Gyro-average method for global gyrokinetic particle simulation in realistic tokamak geometry

Abstract

Gyro-average is a crucial operation to capturing the essential finite Larmor radius (FLR) effect in gyrokinetic simulation. In order to simulate strongly shaped plasmas, an innovative multi-point average method based on non-orthogonal coordinates has been developed to improve the accuracy of the original multi-point average method in gyrokinetic particle simulation. This new gyro-average method has been implemented in the gyrokinetic toroidal code (GTC). Benchmarks have been carried out to prove the accuracy of this new method. In the limit of concircular tokamak, ion temperature gradient (ITG) instability is accurately recovered for this new method and consistency is achieved. The new gyro-average method is also used to solve the gyrokinetic Poisson equation, and its correctness is confirmed in the long-wavelength limit for realistically shaped plasmas.

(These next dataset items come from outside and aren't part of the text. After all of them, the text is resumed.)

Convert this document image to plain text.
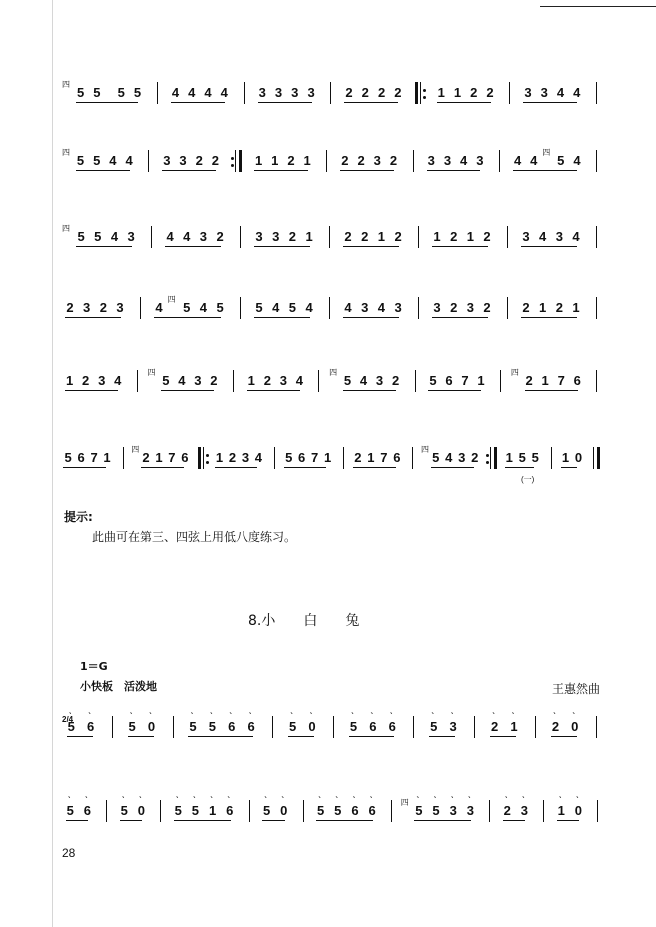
四
5 5 5 5 4 4 4 4 3 3 3 3 2 2 2 2	1 1 2 2 3 3 4 4
四
5 5 4 4 3 3 2 2	1 1 2 1 2 2 3 2 3 3 4 3 4 4
四
5 4
四
5 5 4 3 4 4 3 2 3 3 2 1 2 2 1 2 1 2 1 2 3 4 3 4
2 3 2 3 4
四
5 4 5 5 4 5 4 4 3 4 3 3 2 3 2 2 1 2 1
1 2 3 4
四
5 4 3 2 1 2 3 4
四
5 4 3 2 5 6 7 1
四
2 1 7 6
5 6 7 1
四
2 1 7 6 1 2 3 4 5 6 7 1 2 1 7 6
四
5 4 3 2 1 5 5 1 0
(一)
提示:
此曲可在第三、四弦上用低八度练习。
8.小　　白　　兔
1＝G
小快板　活泼地	王惠然曲
2/4
5
ˎ
6
ˎ
5
ˎ
0
ˎ
5
ˎ
5
ˎ
6
ˎ
6
ˎ
5
ˎ
0
ˎ
5
ˎ
6
ˎ
6
ˎ
5
ˎ
3
ˎ
2
ˎ
1
ˎ
2
ˎ
0
ˎ
5
ˎ
6
ˎ
5
ˎ
0
ˎ
5
ˎ
5
ˎ
1
ˎ
6
ˎ
5
ˎ
0
ˎ
5
ˎ
5
ˎ
6
ˎ
6
ˎ
四
5
ˎ
5
ˎ
3
ˎ
3
ˎ
2
ˎ
3
ˎ
1
ˎ
0
ˎ
28
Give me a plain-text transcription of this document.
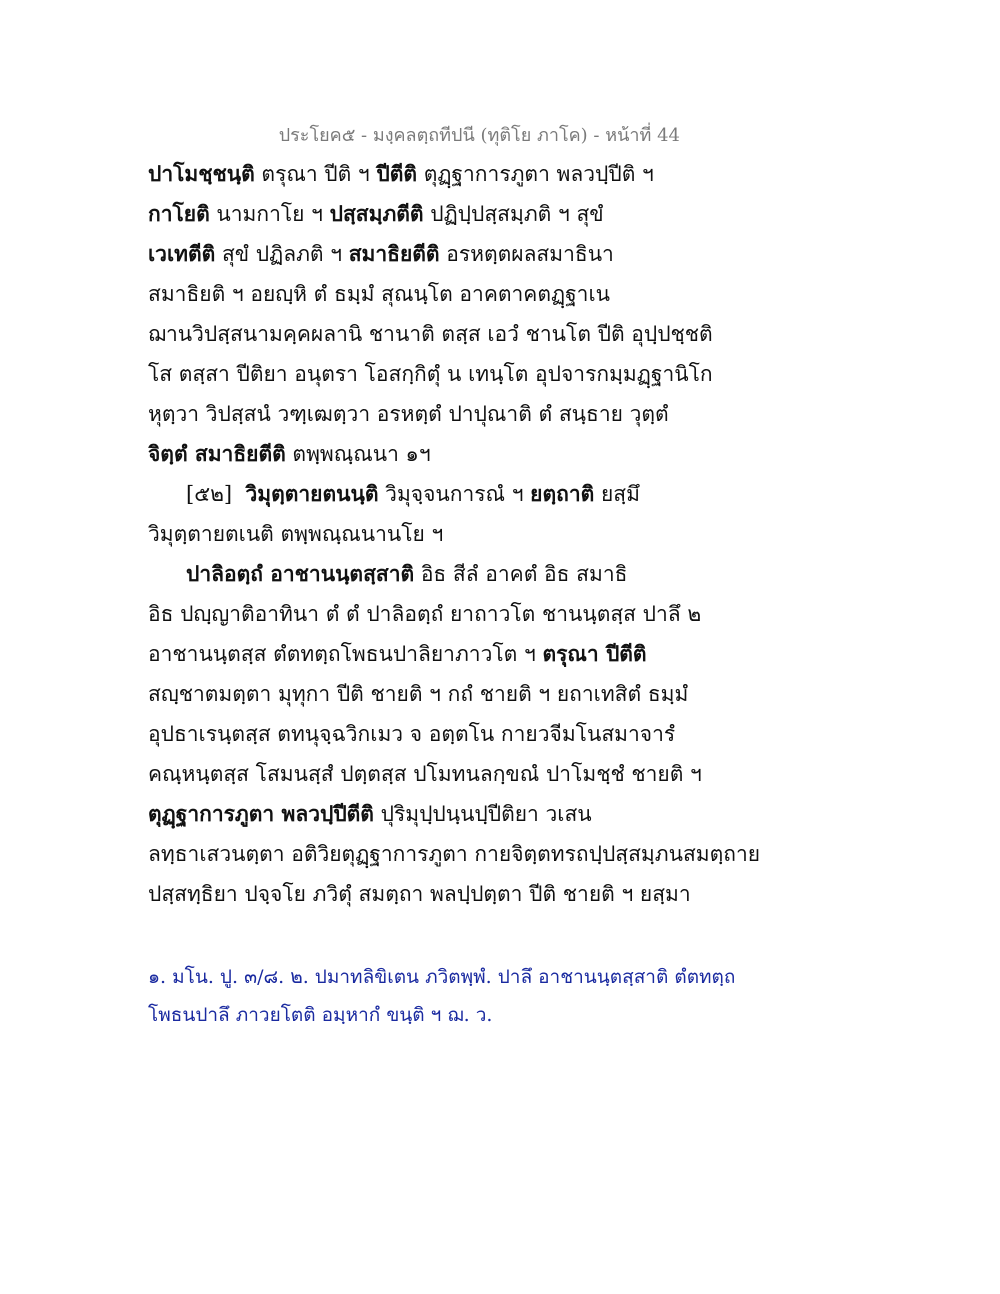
ประโยค๕ - มงฺคลตฺถทีปนี (ทุติโย ภาโค) - หน้าที่ 44
ปาโมชฺชนฺติ ตรุณา ปีติ ฯ ปีตีติ ตุฏฺฐาการภูตา พลวปฺปีติ ฯ
กาโยติ นามกาโย ฯ ปสฺสมฺภตีติ ปฏิปฺปสฺสมฺภติ ฯ สุขํ
เวเทตีติ สุขํ ปฏิลภติ ฯ สมาธิยตีติ อรหตฺตผลสมาธินา
สมาธิยติ ฯ อยญฺหิ ตํ ธมฺมํ สุณนฺโต อาคตาคตฏฺฐาเน
ฌานวิปสฺสนามคฺคผลานิ ชานาติ ตสฺส เอวํ ชานโต ปีติ อุปฺปชฺชติ
โส ตสฺสา ปีติยา อนุตรา โอสกฺกิตุํ น เทนฺโต อุปจารกมฺมฏฺฐานิโก
หุตฺวา วิปสฺสนํ วฑฺเฒตฺวา อรหตฺตํ ปาปุณาติ ตํ สนฺธาย วุตฺตํ
จิตฺตํ สมาธิยตีติ ตพฺพณฺณนา ๑ฯ
[๕๒] วิมุตฺตายตนนฺติ วิมุจฺจนการณํ ฯ ยตฺถาติ ยสฺมึ
วิมุตฺตายตเนติ ตพฺพณฺณนานโย ฯ
ปาลิอตฺถํ อาชานนฺตสฺสาติ อิธ สีลํ อาคตํ อิธ สมาธิ
อิธ ปญฺญาติอาทินา ตํ ตํ ปาลิอตฺถํ ยาถาวโต ชานนฺตสฺส ปาลึ ๒
อาชานนฺตสฺส ตํตทตฺถโพธนปาลิยาภาวโต ฯ ตรุณา ปีตีติ
สญฺชาตมตฺตา มุทุกา ปีติ ชายติ ฯ กถํ ชายติ ฯ ยถาเทสิตํ ธมฺมํ
อุปธาเรนฺตสฺส ตทนุจฺฉวิกเมว จ อตฺตโน กายวจีมโนสมาจารํ
คณฺหนฺตสฺส โสมนสฺสํ ปตฺตสฺส ปโมทนลกฺขณํ ปาโมชฺชํ ชายติ ฯ
ตุฏฺฐาการภูตา พลวปฺปีตีติ ปุริมุปฺปนฺนปฺปีติยา วเสน
ลทฺธาเสวนตฺตา อติวิยตุฏฺฐาการภูตา กายจิตฺตทรถปฺปสฺสมฺภนสมตฺถาย
ปสฺสทฺธิยา ปจฺจโย ภวิตุํ สมตฺถา พลปฺปตฺตา ปีติ ชายติ ฯ ยสฺมา
๑. มโน. ปู. ๓/๘. ๒. ปมาทลิขิเตน ภวิตพฺพํ. ปาลึ อาชานนฺตสฺสาติ ตํตทตฺถ
โพธนปาลึ ภาวยโตติ อมฺหากํ ขนฺติ ฯ ฌ. ว.
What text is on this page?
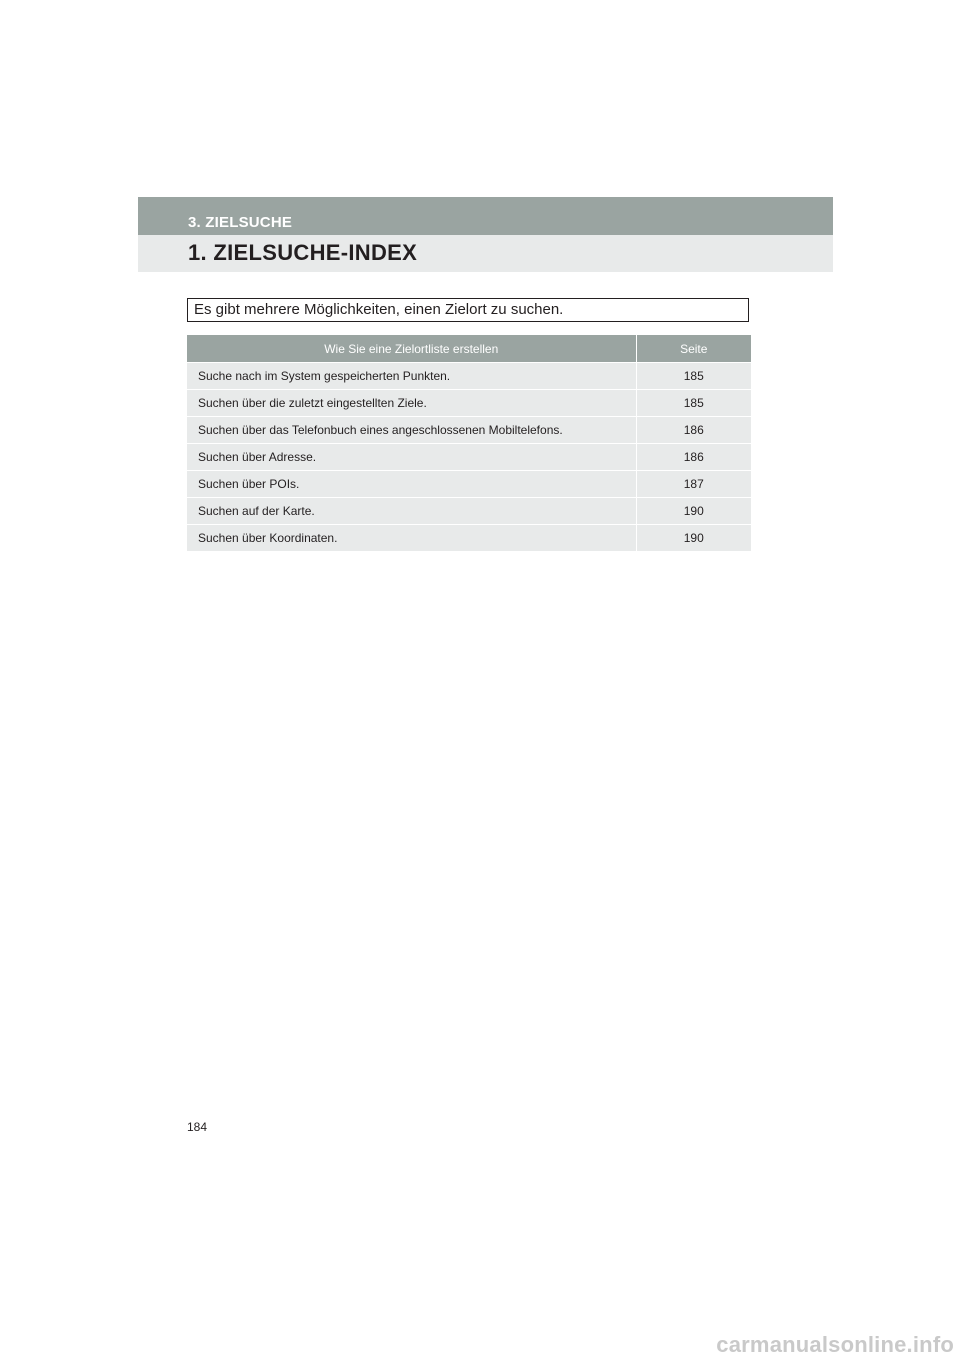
3. ZIELSUCHE
1. ZIELSUCHE-INDEX
Es gibt mehrere Möglichkeiten, einen Zielort zu suchen.
Wie Sie eine Zielortliste erstellen	Seite
Suche nach im System gespeicherten Punkten.	185
Suchen über die zuletzt eingestellten Ziele.	185
Suchen über das Telefonbuch eines angeschlossenen Mobiltelefons.	186
Suchen über Adresse.	186
Suchen über POIs.	187
Suchen auf der Karte.	190
Suchen über Koordinaten.	190
184
carmanualsonline.info
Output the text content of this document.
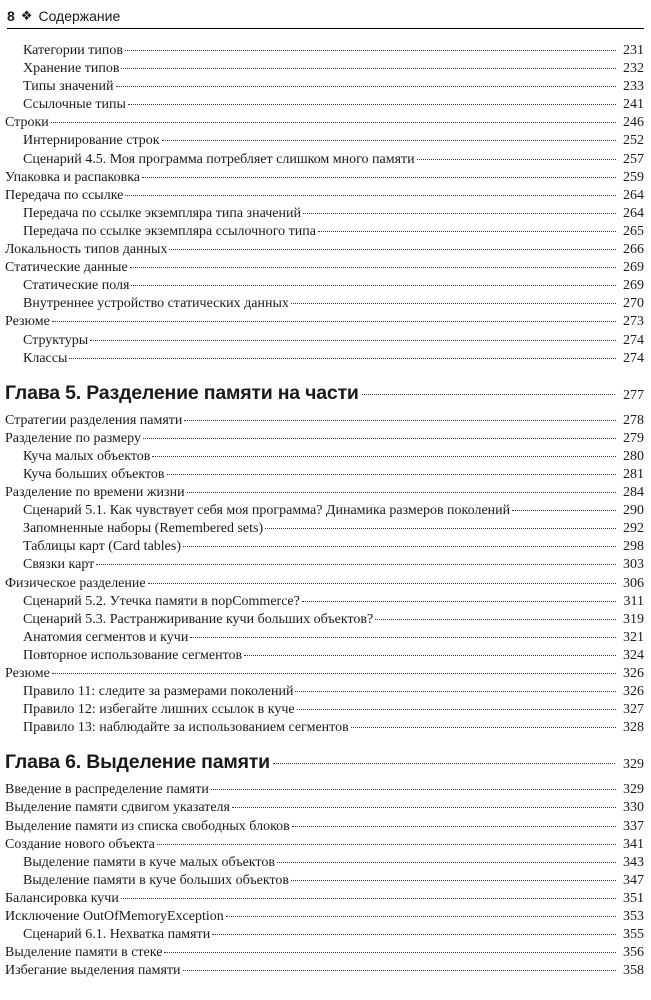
8 ❖ Содержание
Категории типов	231
Хранение типов	232
Типы значений	233
Ссылочные типы	241
Строки	246
Интернирование строк	252
Сценарий 4.5. Моя программа потребляет слишком много памяти	257
Упаковка и распаковка	259
Передача по ссылке	264
Передача по ссылке экземпляра типа значений	264
Передача по ссылке экземпляра ссылочного типа	265
Локальность типов данных	266
Статические данные	269
Статические поля	269
Внутреннее устройство статических данных	270
Резюме	273
Структуры	274
Классы	274
Глава 5. Разделение памяти на части	277
Стратегии разделения памяти	278
Разделение по размеру	279
Куча малых объектов	280
Куча больших объектов	281
Разделение по времени жизни	284
Сценарий 5.1. Как чувствует себя моя программа? Динамика размеров поколений	290
Запомненные наборы (Remembered sets)	292
Таблицы карт (Card tables)	298
Связки карт	303
Физическое разделение	306
Сценарий 5.2. Утечка памяти в nopCommerce?	311
Сценарий 5.3. Растранжиривание кучи больших объектов?	319
Анатомия сегментов и кучи	321
Повторное использование сегментов	324
Резюме	326
Правило 11: следите за размерами поколений	326
Правило 12: избегайте лишних ссылок в куче	327
Правило 13: наблюдайте за использованием сегментов	328
Глава 6. Выделение памяти	329
Введение в распределение памяти	329
Выделение памяти сдвигом указателя	330
Выделение памяти из списка свободных блоков	337
Создание нового объекта	341
Выделение памяти в куче малых объектов	343
Выделение памяти в куче больших объектов	347
Балансировка кучи	351
Исключение OutOfMemoryException	353
Сценарий 6.1. Нехватка памяти	355
Выделение памяти в стеке	356
Избегание выделения памяти	358
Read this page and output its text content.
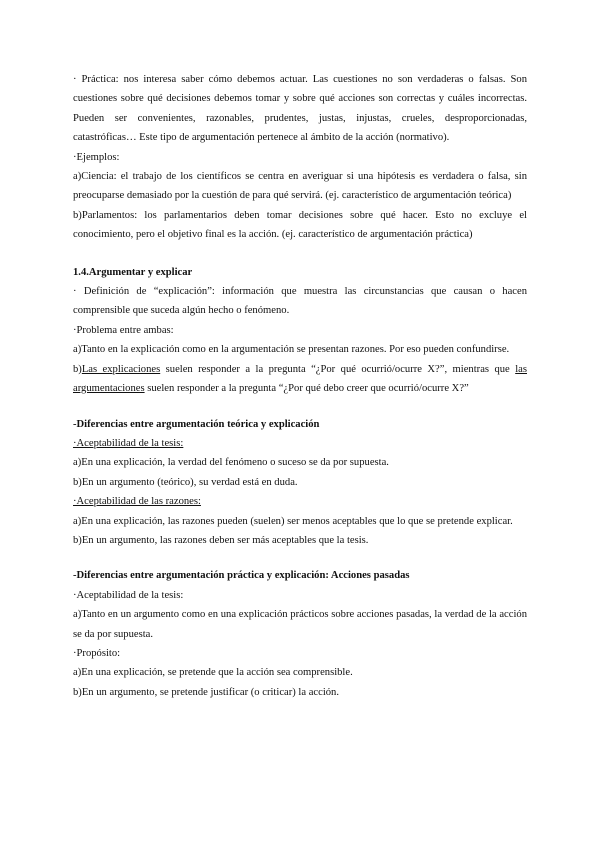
· Práctica: nos interesa saber cómo debemos actuar. Las cuestiones no son verdaderas o falsas. Son cuestiones sobre qué decisiones debemos tomar y sobre qué acciones son correctas y cuáles incorrectas. Pueden ser convenientes, razonables, prudentes, justas, injustas, crueles, desproporcionadas, catastróficas… Este tipo de argumentación pertenece al ámbito de la acción (normativo).

·Ejemplos:

a)Ciencia: el trabajo de los científicos se centra en averiguar si una hipótesis es verdadera o falsa, sin preocuparse demasiado por la cuestión de para qué servirá. (ej. característico de argumentación teórica)

b)Parlamentos: los parlamentarios deben tomar decisiones sobre qué hacer. Esto no excluye el conocimiento, pero el objetivo final es la acción. (ej. característico de argumentación práctica)

1.4.Argumentar y explicar

· Definición de “explicación”: información que muestra las circunstancias que causan o hacen comprensible que suceda algún hecho o fenómeno.

·Problema entre ambas:

a)Tanto en la explicación como en la argumentación se presentan razones. Por eso pueden confundirse.

b)Las explicaciones suelen responder a la pregunta “¿Por qué ocurrió/ocurre X?”, mientras que las argumentaciones suelen responder a la pregunta “¿Por qué debo creer que ocurrió/ocurre X?”

-Diferencias entre argumentación teórica y explicación

·Aceptabilidad de la tesis:

a)En una explicación, la verdad del fenómeno o suceso se da por supuesta.

b)En un argumento (teórico), su verdad está en duda.

·Aceptabilidad de las razones:

a)En una explicación, las razones pueden (suelen) ser menos aceptables que lo que se pretende explicar.

b)En un argumento, las razones deben ser más aceptables que la tesis.

-Diferencias entre argumentación práctica y explicación: Acciones pasadas

·Aceptabilidad de la tesis:

a)Tanto en un argumento como en una explicación prácticos sobre acciones pasadas, la verdad de la acción se da por supuesta.

·Propósito:

a)En una explicación, se pretende que la acción sea comprensible.

b)En un argumento, se pretende justificar (o criticar) la acción.
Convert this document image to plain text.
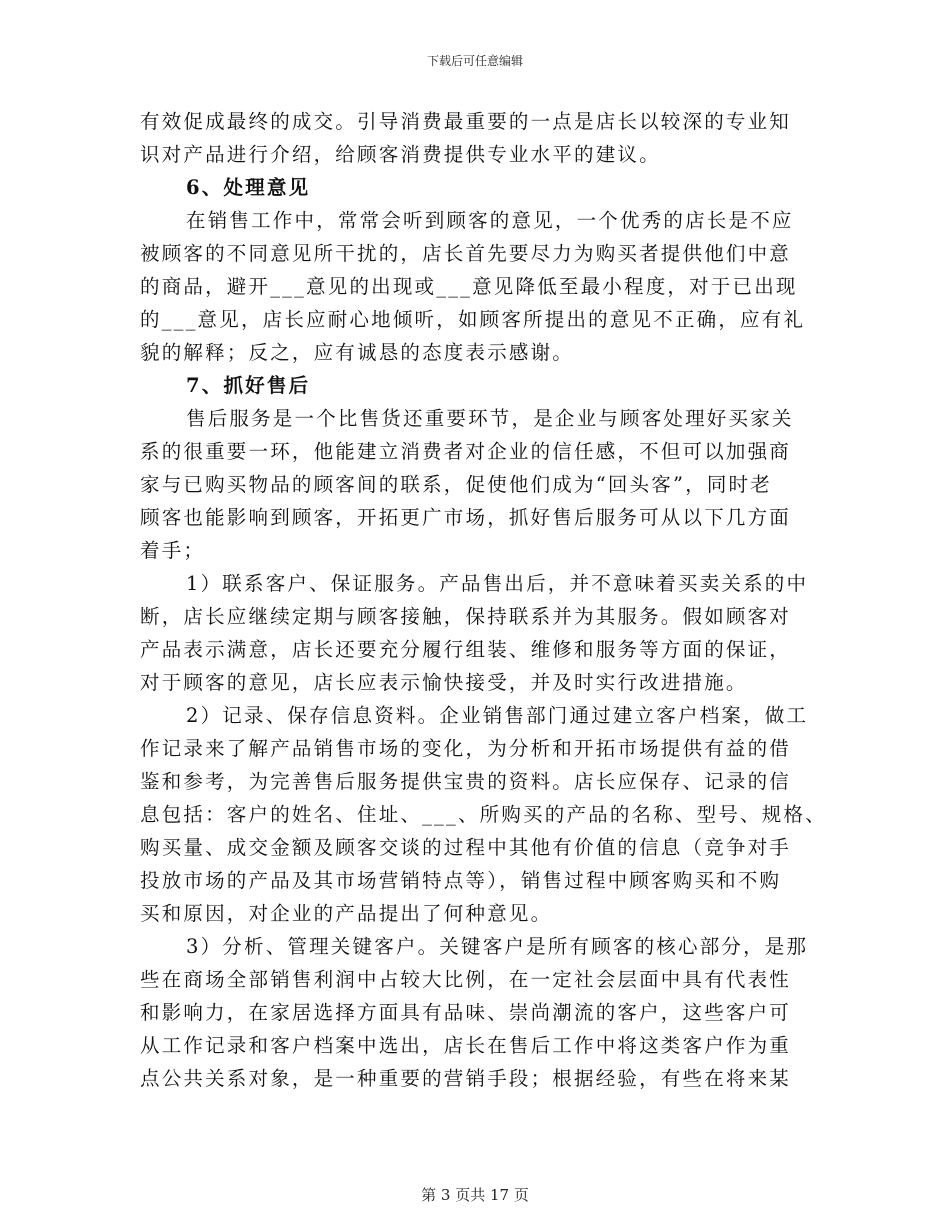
下载后可任意编辑
有效促成最终的成交。引导消费最重要的一点是店长以较深的专业知
识对产品进行介绍，给顾客消费提供专业水平的建议。
6、处理意见
在销售工作中，常常会听到顾客的意见，一个优秀的店长是不应
被顾客的不同意见所干扰的，店长首先要尽力为购买者提供他们中意
的商品，避开___意见的出现或___意见降低至最小程度，对于已出现
的___意见，店长应耐心地倾听，如顾客所提出的意见不正确，应有礼
貌的解释；反之，应有诚恳的态度表示感谢。
7、抓好售后
售后服务是一个比售货还重要环节，是企业与顾客处理好买家关
系的很重要一环，他能建立消费者对企业的信任感，不但可以加强商
家与已购买物品的顾客间的联系，促使他们成为“回头客”，同时老
顾客也能影响到顾客，开拓更广市场，抓好售后服务可从以下几方面
着手；
1）联系客户、保证服务。产品售出后，并不意味着买卖关系的中
断，店长应继续定期与顾客接触，保持联系并为其服务。假如顾客对
产品表示满意，店长还要充分履行组装、维修和服务等方面的保证，
对于顾客的意见，店长应表示愉快接受，并及时实行改进措施。
2）记录、保存信息资料。企业销售部门通过建立客户档案，做工
作记录来了解产品销售市场的变化，为分析和开拓市场提供有益的借
鉴和参考，为完善售后服务提供宝贵的资料。店长应保存、记录的信
息包括：客户的姓名、住址、___、所购买的产品的名称、型号、规格、
购买量、成交金额及顾客交谈的过程中其他有价值的信息（竞争对手
投放市场的产品及其市场营销特点等），销售过程中顾客购买和不购
买和原因，对企业的产品提出了何种意见。
3）分析、管理关键客户。关键客户是所有顾客的核心部分，是那
些在商场全部销售利润中占较大比例，在一定社会层面中具有代表性
和影响力，在家居选择方面具有品味、崇尚潮流的客户，这些客户可
从工作记录和客户档案中选出，店长在售后工作中将这类客户作为重
点公共关系对象，是一种重要的营销手段；根据经验，有些在将来某
第 3 页共 17 页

The improved GTC code with the new gyro-average method is used to investigate the ITG instability with EAST magnetic geometry. The simulation results show that the correction induced by this new method in the linear growth rate is more significant for short-wavelength modes where the FLR effect becomes important. Due to its simplicity and accuracy, this new gyro-average method can find broader applications in simulating shaped plasmas in realistic tokamaks.